(Bloomberg) -- China’s reference rate for the yuan is in the spotlight, after the tightly-managed currency rallied by the most since January in the previous session.

The fixing, which will be issued at 9:15 a.m. in Beijing, will provide hints on Beijing’s comfort level with the currency after the onshore yuan surged 0.7% on Tuesday to near this year’s peak. The offshore yuan jumped 0.8%. 

The advance, which was triggered by a drop in the dollar, is fueling bets that the People’s Bank of China will issue a weaker-than-expected fixing to slow the appreciation. The rate was in line with expectations for most days in the past three months.

“The PBOC may attempt to slow the appreciation of the yuan with a higher dollar-yuan fix,” said Fiona Lim, senior foreign-exchange strategist at Malayan Banking Bhd. in Singapore.
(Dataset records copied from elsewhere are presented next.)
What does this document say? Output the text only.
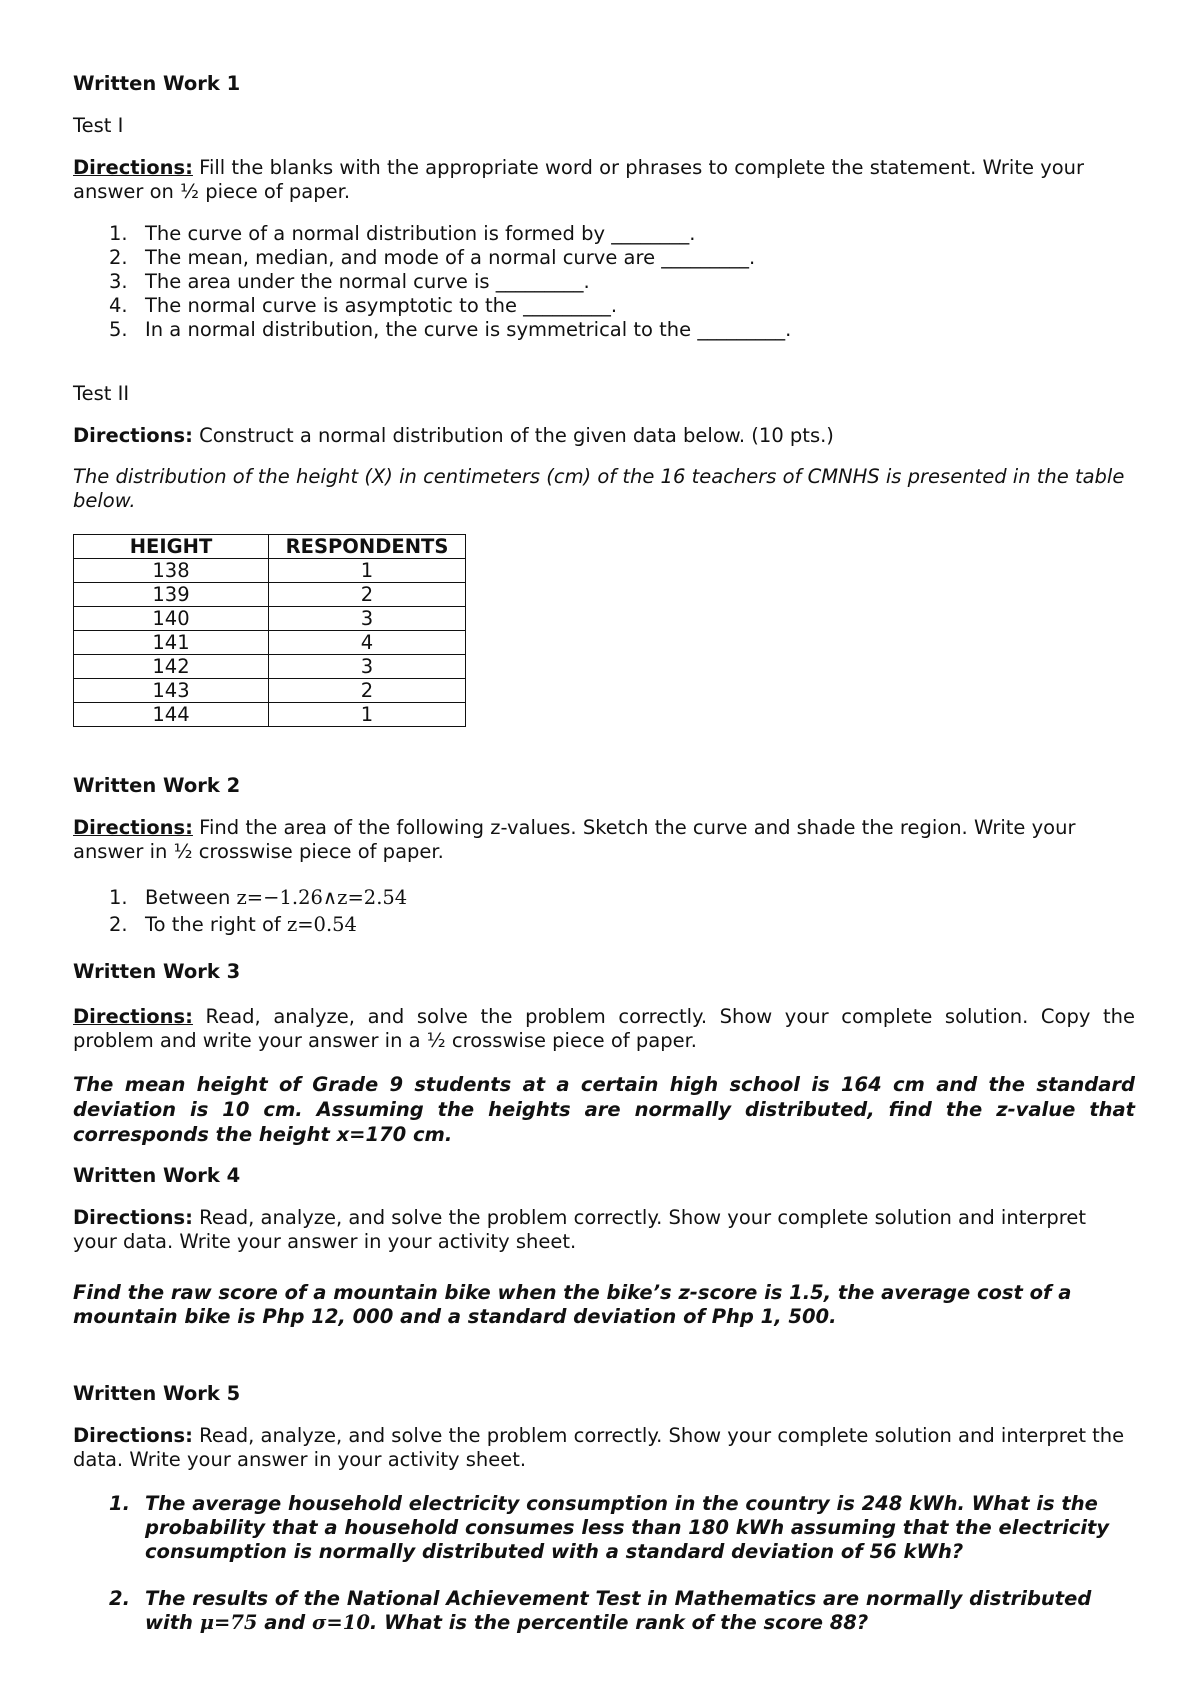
Written Work 1
Test I
Directions: Fill the blanks with the appropriate word or phrases to complete the statement. Write your answer on ½ piece of paper.
1. The curve of a normal distribution is formed by ________.
2. The mean, median, and mode of a normal curve are _________.
3. The area under the normal curve is _________.
4. The normal curve is asymptotic to the _________.
5. In a normal distribution, the curve is symmetrical to the _________.
Test II
Directions: Construct a normal distribution of the given data below. (10 pts.)
The distribution of the height (X) in centimeters (cm) of the 16 teachers of CMNHS is presented in the table below.
HEIGHT	RESPONDENTS
138	1
139	2
140	3
141	4
142	3
143	2
144	1
Written Work 2
Directions: Find the area of the following z-values. Sketch the curve and shade the region. Write your answer in ½ crosswise piece of paper.
1. Between z=−1.26∧z=2.54
2. To the right of z=0.54
Written Work 3
Directions: Read, analyze, and solve the problem correctly. Show your complete solution. Copy the problem and write your answer in a ½ crosswise piece of paper.
The mean height of Grade 9 students at a certain high school is 164 cm and the standard deviation is 10 cm. Assuming the heights are normally distributed, find the z-value that corresponds the height x=170 cm.
Written Work 4
Directions: Read, analyze, and solve the problem correctly. Show your complete solution and interpret your data. Write your answer in your activity sheet.
Find the raw score of a mountain bike when the bike’s z-score is 1.5, the average cost of a mountain bike is Php 12, 000 and a standard deviation of Php 1, 500.
Written Work 5
Directions: Read, analyze, and solve the problem correctly. Show your complete solution and interpret the data. Write your answer in your activity sheet.
1. The average household electricity consumption in the country is 248 kWh. What is the probability that a household consumes less than 180 kWh assuming that the electricity consumption is normally distributed with a standard deviation of 56 kWh?
2. The results of the National Achievement Test in Mathematics are normally distributed with μ=75 and σ=10. What is the percentile rank of the score 88?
However, the fixing “may not stop the dollar-yuan from extending declines, should the greenback continue to weaken broadly.”

The yuan’s advance has come alongside other Asian peers but it’s helped China’s currency break a narrow band that it’s been confined to since late June. The yuan’s strength is a double-edged sword for Beijing: while it facilitates the government’s desire to lure foreign capital onshore, it could make China’s exports less competitive globally and hinder the economic recovery.

The fixing limits the yuan’s moves by 2% on either side.